Oh, and I went to Salt Lake City and to Ann Arbor, Michigan, too, for a pair of long weekends in the past month. Both fine places to see, plus good people I know are in them. And it really was good to have Nate visit up here, even if that was a month ago now. And as usual it seems like the year is speeding up and we're hurtling towards the holidays. But more later, before then, really this time.

Monday, October 05, 2009

This Week in Poetic Legitimacy

The miami poetry collective was featured in this past Sunday's Miami Herald's "Tropical Life" section. The picture, seen here on the online version of the article, was nearly the size of a whole top half of a newspaper, and though I'm not named in the caption, clearly, my poetic self was gazing there out of the picture, to all the newspaper readers in Miami.
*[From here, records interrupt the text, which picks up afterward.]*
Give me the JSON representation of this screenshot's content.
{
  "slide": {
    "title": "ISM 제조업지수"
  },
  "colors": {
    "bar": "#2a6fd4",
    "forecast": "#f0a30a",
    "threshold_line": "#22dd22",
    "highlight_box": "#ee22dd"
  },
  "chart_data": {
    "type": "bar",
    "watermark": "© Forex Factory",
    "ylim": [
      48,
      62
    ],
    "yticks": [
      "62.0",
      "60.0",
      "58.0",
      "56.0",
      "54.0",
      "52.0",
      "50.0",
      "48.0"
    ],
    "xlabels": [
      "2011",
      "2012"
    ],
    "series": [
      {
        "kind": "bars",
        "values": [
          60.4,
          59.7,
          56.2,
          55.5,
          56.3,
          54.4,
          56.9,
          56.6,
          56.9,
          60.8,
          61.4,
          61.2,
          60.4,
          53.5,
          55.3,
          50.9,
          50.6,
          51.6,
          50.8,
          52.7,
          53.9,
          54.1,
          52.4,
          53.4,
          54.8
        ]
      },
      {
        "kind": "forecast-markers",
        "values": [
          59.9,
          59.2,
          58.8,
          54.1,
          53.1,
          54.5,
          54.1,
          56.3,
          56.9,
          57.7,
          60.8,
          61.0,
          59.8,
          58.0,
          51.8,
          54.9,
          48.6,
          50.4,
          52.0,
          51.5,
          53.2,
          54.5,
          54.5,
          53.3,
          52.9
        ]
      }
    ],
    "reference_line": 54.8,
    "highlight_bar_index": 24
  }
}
It should be noted, however, that the things I'm quoted as saying are all misquotes, and though I'm not about to have the Tropical Life section of the Miami Herald issue a retraction, the quotes in the article should be understood to be saying the following:

"I bought this [typewriter] in a flea market in Germany 10 years ago." should read as "A friend of mine bought this typewriter in a flea market in Berlin two years ago."

and

"The Z and the Q are swapped because they use the the Z so much more." should read "The Y and the Z are swapped because they use the Z so much more."

No big whoop though.

Also, the vignette about the Hummer on the second page of the article was mine (I know I know, it's the collective's, but you know how it goes...).